Molti sono stati gli interventi di Vaccari per i parchi nazionali; l’ultimo di essi è quello del 1947, sul Parco Nazionale del Gran Paradiso (Vaccari, 1947), scritto su sollecitazione di Renzo Videsott che aveva bisogno di un forte sostegno per quel parco. Dopo un periodo di scambi epistolari, finalmente Renzo Videsott riesce a parlare al telefono con Vaccari e al rientro a Torino gli scrive una lettera in data 4 febbraio 1949 in cui, fra l’altro, dice: Pochi minuti prima della partenza del treno da Roma, ho potuto scoprire la sua residenza e telefonarle. Così ho sentito la voce dell’uomo che tanto ammiro per la sua fiamma ideale e per la sua azione combattiva, costruttiva, appassionata, altruista, satura d’amore verso le forze eterne della vita cosmica (Pedrotti F., 2007); nella lettera chiede poi consigli sempre per il Gran Paradiso. In un’altra lettera scrive che Lui, il Vaccari, è l’anima, l’azione costruttiva e combattiva e creatrice, l’uomo indomito, pronto ad attaccare a buttarsi, anche ora con la sua scrittura tremolante che serpeggia sul foglio (testo tratto dal diario di Renzo Videsott, riportato in Piccioni, 2010). In un’altra lettera (12 aprile 1949) chiede consigli sull’organizzazione delle attività per la protezione della natura svolte dal Movimento; il 25 maggio 1949 gli chiede un articolo per la protezione degli uccelli da usare per la Regione Trentino-Alto Adige (che stava discutendo il problema) e in sostegno del progetto per il Parco Nazionale Brenta-Adamello, da pubblicare su un giornale di Trento. Finalmente si incontra con Lino Vaccari nella sua villa sulla via Cassia. Videsott scrive: Sono le ore 7,45 e con tempo burrascoso sono giunto in via Cassia davanti al numero 486: villa del Prof. Vaccari. Povero buon vecchio! Lo so che non può giovare, ma è tale la gioia che vedo nei suoi occhi, per questa mia visita, nonostante la pioggia e l’ora, che mi dà abbastanza soddisfazione, per compensare l’alzataccia alle ore 6 (testo tratto dal diario di Renzo Videsott, riportato in Piccioni, 2010). Videsott rimane colpito – fra l’altro – dai suoi occhi, nei quali si rifugia la superstite vitalità.

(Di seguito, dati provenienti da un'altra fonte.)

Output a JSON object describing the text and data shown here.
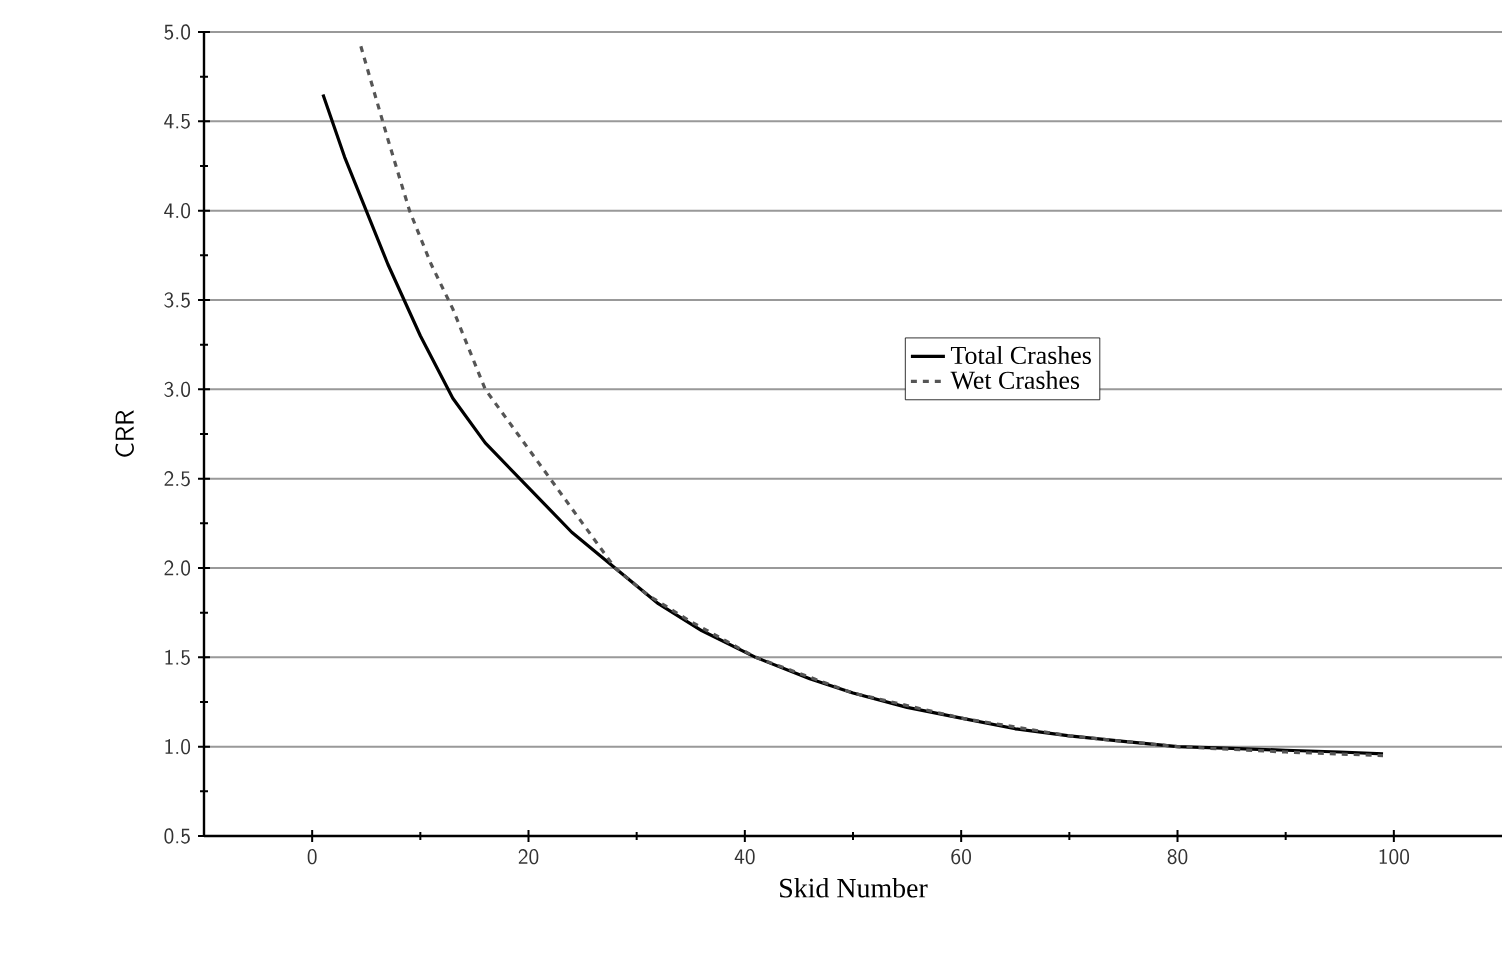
{
  "chart_data": {
    "type": "line",
    "xlabel": "Skid Number",
    "ylabel": "CRR",
    "xlim": [
      -10,
      110
    ],
    "xticks": [
      0,
      20,
      40,
      60,
      80,
      100
    ],
    "ylim": [
      0.5,
      5.0
    ],
    "yticks": [
      0.5,
      {
        "value": 1,
        "label": "1.0"
      },
      1.5,
      {
        "value": 2,
        "label": "2.0"
      },
      2.5,
      {
        "value": 3,
        "label": "3.0"
      },
      3.5,
      {
        "value": 4,
        "label": "4.0"
      },
      4.5,
      {
        "value": 5,
        "label": "5.0"
      }
    ],
    "grid": "y",
    "legend": "right",
    "marker": "none",
    "series": [
      {
        "name": "Total Crashes",
        "color": "#000000",
        "line_style": "solid",
        "x": [
          1,
          3,
          5,
          7,
          10,
          13,
          16,
          20,
          24,
          28,
          32,
          36,
          41,
          46,
          50,
          55,
          60,
          65,
          70,
          75,
          80,
          85,
          90,
          95,
          99
        ],
        "values": [
          4.65,
          4.3,
          4.0,
          3.7,
          3.3,
          2.95,
          2.7,
          2.45,
          2.2,
          2.0,
          1.8,
          1.65,
          1.5,
          1.38,
          1.3,
          1.22,
          1.16,
          1.1,
          1.06,
          1.03,
          1.0,
          0.99,
          0.98,
          0.97,
          0.96
        ]
      },
      {
        "name": "Wet Crashes",
        "color": "#555555",
        "line_style": "dashed",
        "x": [
          4.5,
          7,
          9,
          11,
          13,
          16,
          19,
          22,
          25,
          28,
          31,
          35,
          41,
          50,
          60,
          70,
          80,
          90,
          99
        ],
        "values": [
          4.92,
          4.4,
          4.0,
          3.7,
          3.45,
          3.0,
          2.75,
          2.5,
          2.25,
          2.0,
          1.85,
          1.7,
          1.5,
          1.3,
          1.16,
          1.06,
          1.0,
          0.97,
          0.95
        ]
      }
    ]
  }
}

La sua tremenda vitalità di un tempo.
Renzo Videsott aveva due importantissimi riferimenti fra i protezionisti della precedente generazione: Renato Pampanini e Lino Vaccari, questo lottatore nel campo della pro natura. Quando Videsott ha fondato il Movimento Italiano Protezione Natura, ha voluto che fosse come la continuazione del movimento che c’era stato in precedenza.
La figura di Lino Vaccari e la sua partecipazione al movimento per la protezione della natura è bene presentata e valutata nel contesto generale nel libro di Piccioni “Il volto amato della patria”. Però sono convinto che ci sarebbe ancora molto da scrivere su di lui; mi auguro che ci sia qualcuno che voglia affrontare una ricerca più particolareggiata di quello che io ho qui presentato sulla sua passione per la natura.
A Saint-Christophe di Aosta una strada porta il nome di Via Lino Vaccari.